La política es
el mundo de la imperfección, de los arreglos de última hora, de las
transacciones que impone la realidad o el enemigo. Solo la ficción de los
discursos se escribe bajo un plan determinado, bajo una sola mano que intenta
esconder defectos y resaltar virtudes, convencer con una mentira emotiva, ojalá
corta y sencilla. Pero las decisiones, las leyes, incluso las sentencias, son
siempre deformadas por la tiranía de la realidad, por la bilis de los rivales o
la tonta esperanza de los aliados. El material de la política no deja muchas esperanzas
sobre el resultado. Maquiavelo, el más grande relator de esa ciencia amarga, nos
dejó una descripción precisa de la sustancia protagonista: los hombres siempre “ingratos,
volubles, simuladores, rehuidores de peligros y ávidos de ganancias”.
La disyuntiva
del domingo pasado era el producto de la cuestión política más trillada en el
país en las tres últimas décadas. Era sin duda una decisión entre lo posible y
lo ideal. Entre el primer acuerdo palpable tras los intentos con las Farc en al
menos cinco gobiernos sucesivos y la gran posibilidad de que tras el mundo
ideal encontráramos una mueca de pasmo y unas visiones ya viejas de la
violencia. Por supuesto a la imperfección partidista se agregaba la dificultad de
integrar como adversario al enemigo a muerte. No se trataba solo de un pacto
partidista sino de algo parecido a una rehabilitación democrática. De entregar
un poco de generosidad luego del dolor, de asumir algunas culpas desde el Estado
y la sociedad para no asimilar la contrición propia con la debilidad o la
humillación. Se trataba sobre todo de olvidar un enemigo, de despedirlo y transformarlo
en humano luego de convivir con esa imagen difusa de demonio, de renunciar a la
idea de su aniquilación. Idea que, por cierto, se intentó por los métodos más
brutales y nunca se logró llevar a cabo.
Tal vez estamos
dispuestos a que un poco más de justicia, algunos años de cárcel para cabecillas,
traiga un poco más de violencia.

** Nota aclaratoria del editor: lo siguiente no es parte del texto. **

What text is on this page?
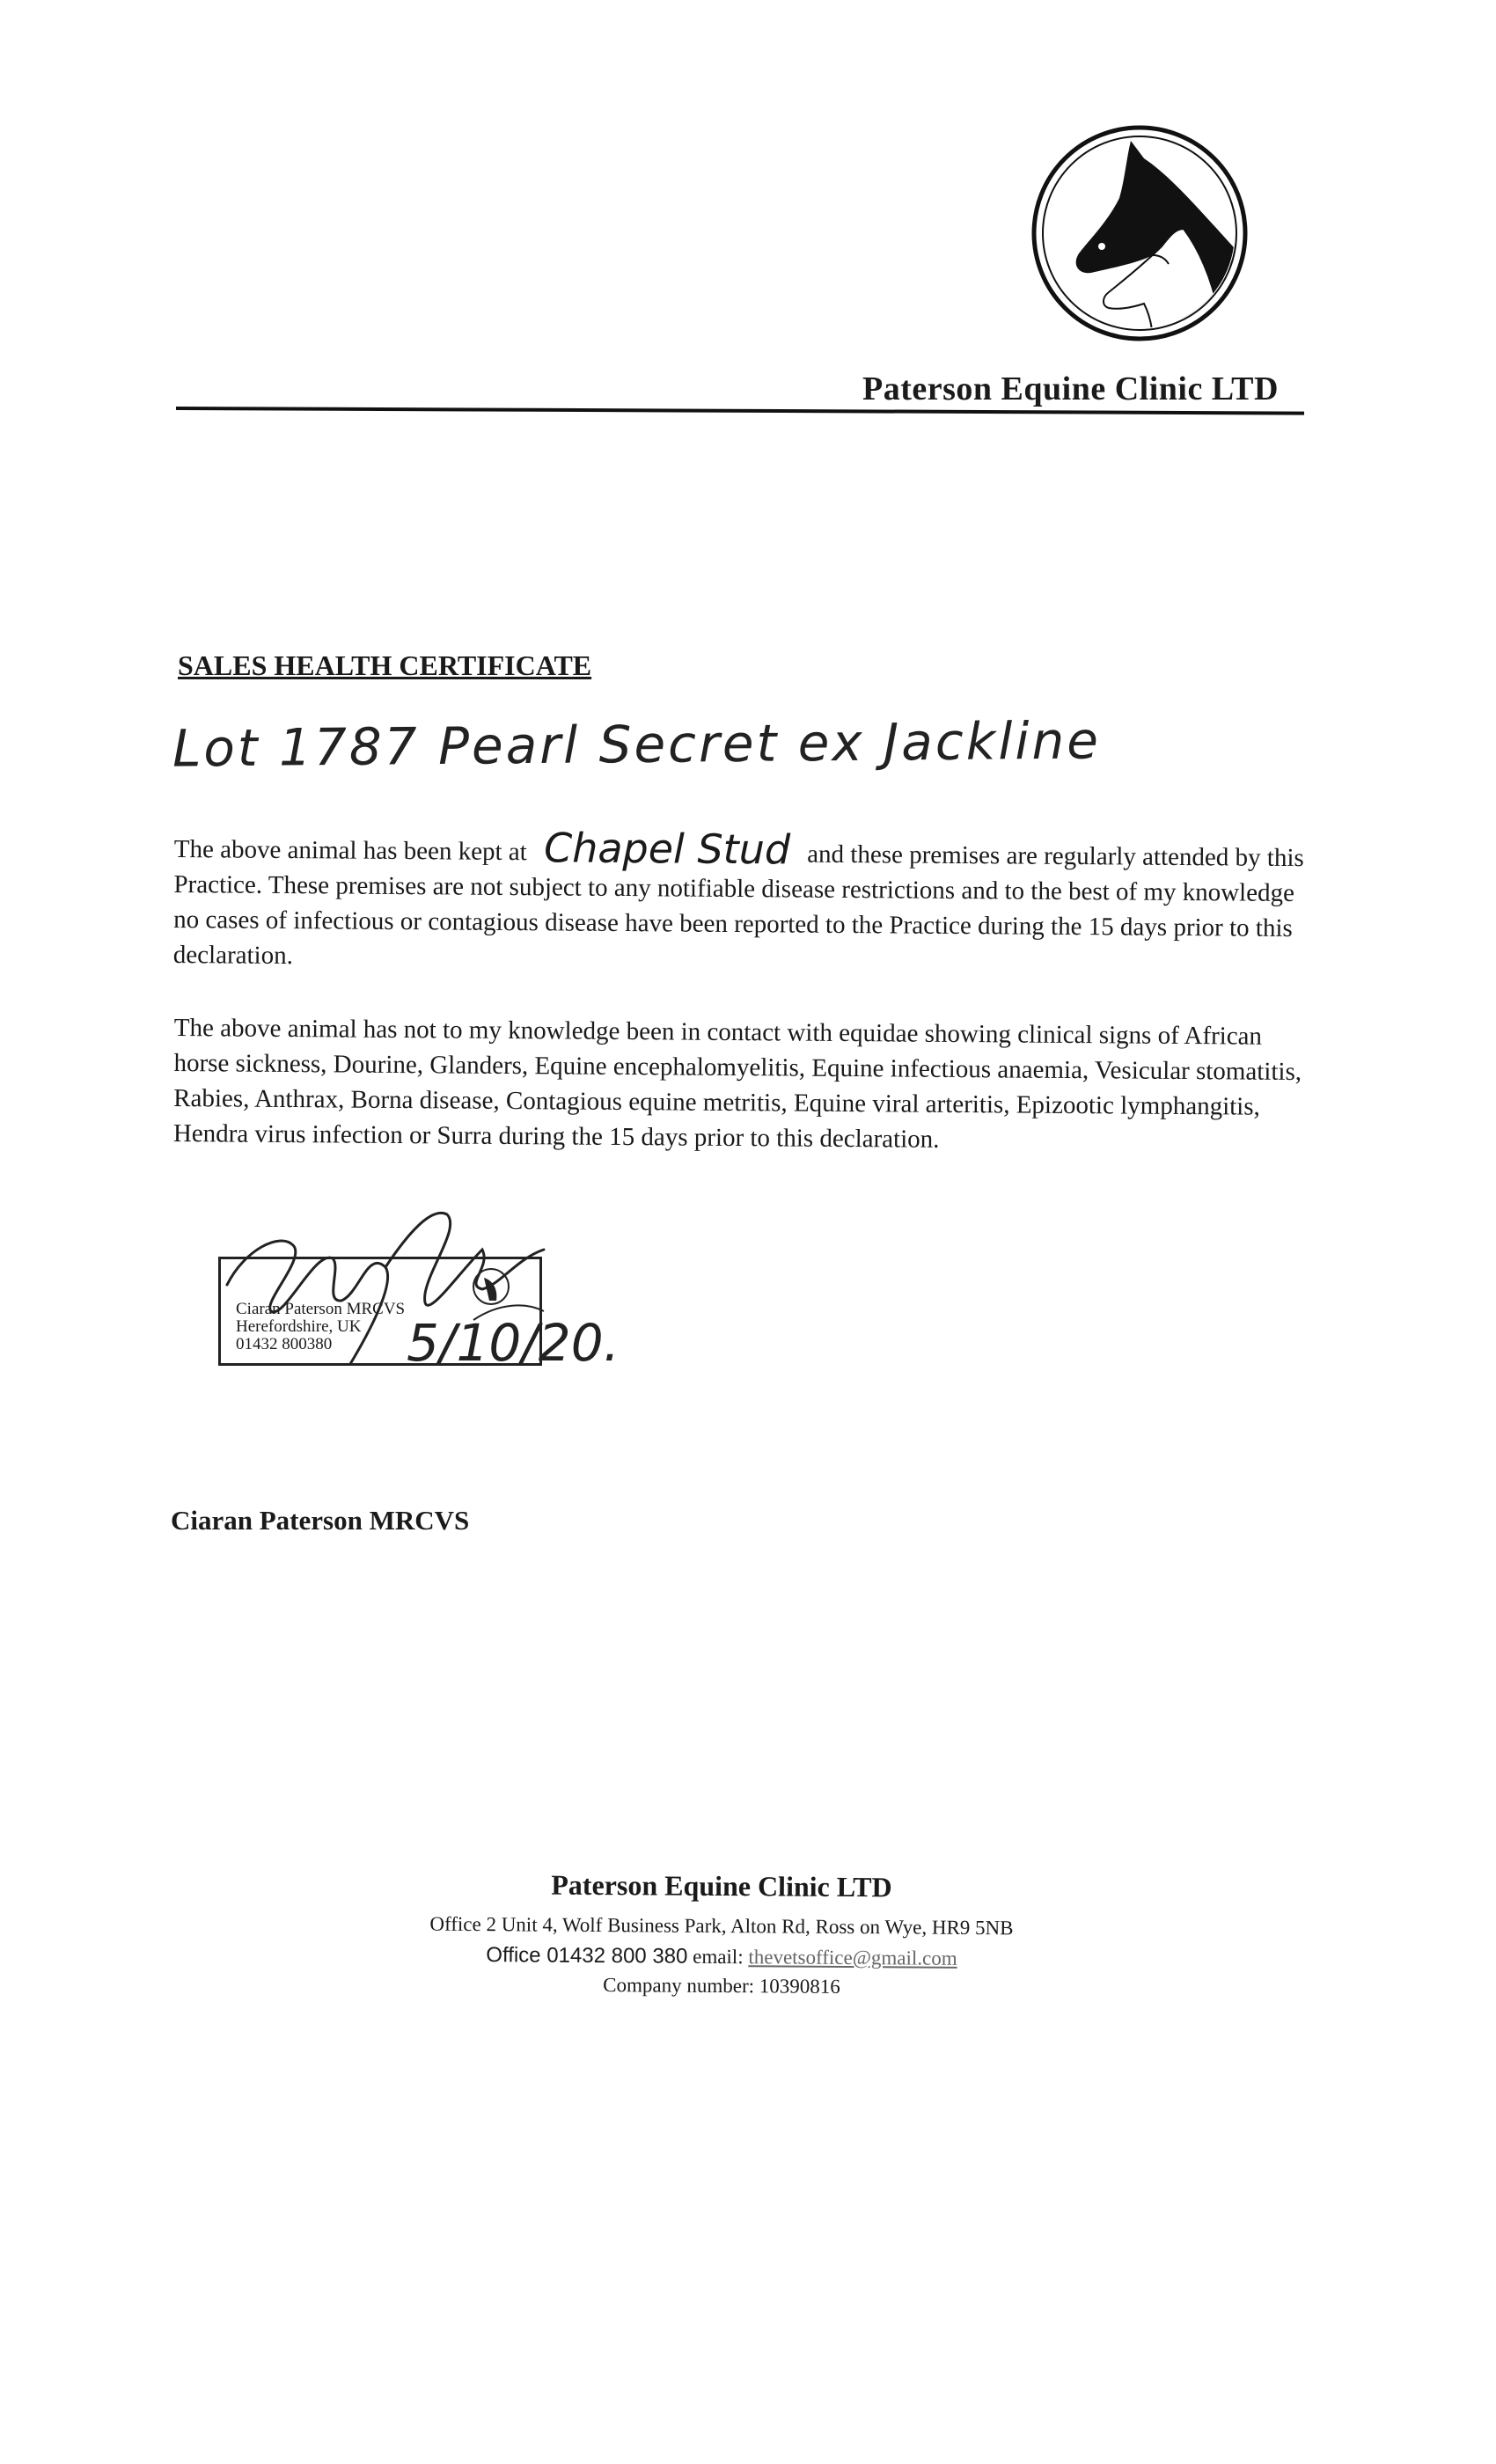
Paterson Equine Clinic LTD
SALES HEALTH CERTIFICATE
Lot 1787 Pearl Secret ex Jackline
The above animal has been kept at Chapel Stud and these premises are regularly attended by this Practice. These premises are not subject to any notifiable disease restrictions and to the best of my knowledge no cases of infectious or contagious disease have been reported to the Practice during the 15 days prior to this declaration.
The above animal has not to my knowledge been in contact with equidae showing clinical signs of African horse sickness, Dourine, Glanders, Equine encephalomyelitis, Equine infectious anaemia, Vesicular stomatitis, Rabies, Anthrax, Borna disease, Contagious equine metritis, Equine viral arteritis, Epizootic lymphangitis, Hendra virus infection or Surra during the 15 days prior to this declaration.
Ciaran Paterson MRCVS
Herefordshire, UK
01432 800380	5/10/20.
Ciaran Paterson MRCVS
Paterson Equine Clinic LTD
Office 2 Unit 4, Wolf Business Park, Alton Rd, Ross on Wye, HR9 5NB
Office 01432 800 380 email: thevetsoffice@gmail.com
Company number: 10390816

La amenaza es cierta y el limbo de los
combatientes rasos y los mandos medios hacen que las decisiones estén ahora en
muchas manos. Es posible que el largo cese al fuego nos haya hecho olvidar la
amenaza latente que se jugaba. Los cabecillas que parecían férreos son ahora
políticos derrotados frente a la tropa. Tal vez la división de la sociedad haga lo mismo
con las Farc y las anunciadas Farcrim lleguen antes de tiempo. De las
dificultades de la reintegración coordinada pasamos a la
incertidumbre armada. El ejército ilegal más grande del país a la espera de la
rebatiña política frente a las elecciones del 2018. En busca de una solución
ideal en manos del más imperfecto de los mundos. Jesús Silva-Herzog ha descrito
de la mejor manera la dura realidad de las encrucijadas democráticas, no las
del alma: “La política llevará siempre las marcas fastidiosas de la fuerza, el
azar y el conflicto, tercos aguafiestas de la perfección”.
La necesidad de
un enemigo brutal, un enemigo que define las propias ideas, que las protege y
les da sentido alentó al más importante partido tras el voto del NO. Sin ese
antagonismo a muerte de la política más primitiva temían un debilitamiento, los
angustiaba la falta del fantasma, la ausencia del miedo. El odio fue una gran
herramienta a la mano. Willawa Szymborska lo describe con el instrumento
perfecto de la poesía: “¿Desde cuándo la hermandad puede contar con multitudes?
¿Alguna vez la compasión llegó primera a la meta? ¿Cuántos seguidores arrastra
tras de sí la incertidumbre? Arrastra sólo el odio, que sabe lo suyo”.